それを見たシュンは、可笑しかったのかくすりと笑う。
「別にいいよ。自分でも、変なこと考えるなって思うし」
シュンの笑みに、少なからずほっとする。
シュンはあたしのトップスの下から手を滑り込ませ、腹を撫でてきた。
「今、俺が君をレイプしたら、赤ちゃんできるかな。そしたら、もう君は絶対に俺から離れなくなる?」
シュンは微笑んだ。
哀れみでも情けでもなく、なんの感情もない微笑み。子供が欲しいわけではなく、好いているわけでもなく、ただ、ここに居続けることを目的とした欲情。それを見て、ぞくりと心臓が止まった気がした。

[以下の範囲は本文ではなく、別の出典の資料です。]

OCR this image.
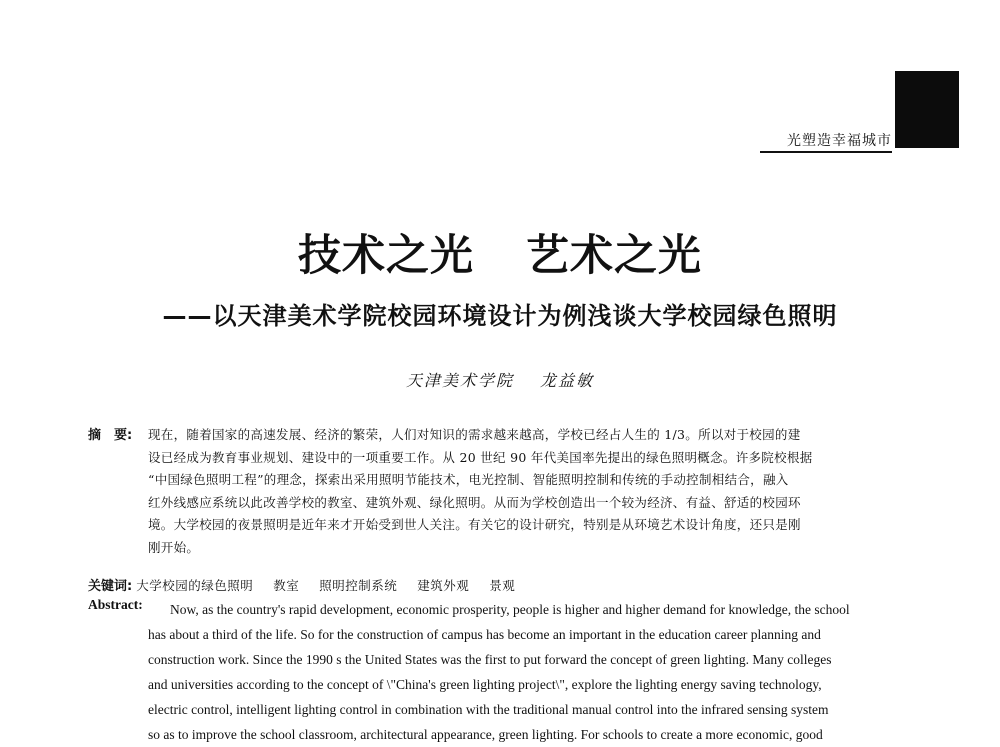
光塑造幸福城市
技术之光 艺术之光
——以天津美术学院校园环境设计为例浅谈大学校园绿色照明
天津美术学院 龙益敏
摘　要:	现在，随着国家的高速发展、经济的繁荣，人们对知识的需求越来越高，学校已经占人生的 1/3。所以对于校园的建
设已经成为教育事业规划、建设中的一项重要工作。从 20 世纪 90 年代美国率先提出的绿色照明概念。许多院校根据
“中国绿色照明工程”的理念，探索出采用照明节能技术，电光控制、智能照明控制和传统的手动控制相结合，融入
红外线感应系统以此改善学校的教室、建筑外观、绿化照明。从而为学校创造出一个较为经济、有益、舒适的校园环
境。大学校园的夜景照明是近年来才开始受到世人关注。有关它的设计研究，特别是从环境艺术设计角度，还只是刚
刚开始。
关键词: 大学校园的绿色照明 教室 照明控制系统 建筑外观 景观
Abstract:	Now, as the country's rapid development, economic prosperity, people is higher and higher demand for knowledge, the school
has about a third of the life. So for the construction of campus has become an important in the education career planning and
construction work. Since the 1990 s the United States was the first to put forward the concept of green lighting. Many colleges
and universities according to the concept of \"China's green lighting project\", explore the lighting energy saving technology,
electric control, intelligent lighting control in combination with the traditional manual control into the infrared sensing system
so as to improve the school classroom, architectural appearance, green lighting. For schools to create a more economic, good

突然、シュンは両手を掴んでソファーに押し倒し、覆い被さってくる。
また、何の抵抗もできない。怖い。男の顔が、涙でぐにゃりと歪んだ。歪んだ向こうで、暗く濁った瞳が、じんわりと私の身体中を舐め回しているように感じ、顔を背ける。
シュンはまた恋人を愛でるように細い手で頬や唇に触れ、耳から首にかけてなぞり、首筋を露わに晒すと、顔を近づけて来た。首筋に、チリッと小さな痛みが走る。
「君は、今俺がいないと生きられないんだ。俺が、君を生かす。君は、俺が必要なんだ」
流れた涙を、ソファに落ちる前に、シュンは指で拭うと舐めとり、更に目から流れる涙も舌で舐めとった。
「少ししょっぱい。怒ってるの?」
面白いなあ。シュンの口角が上がった。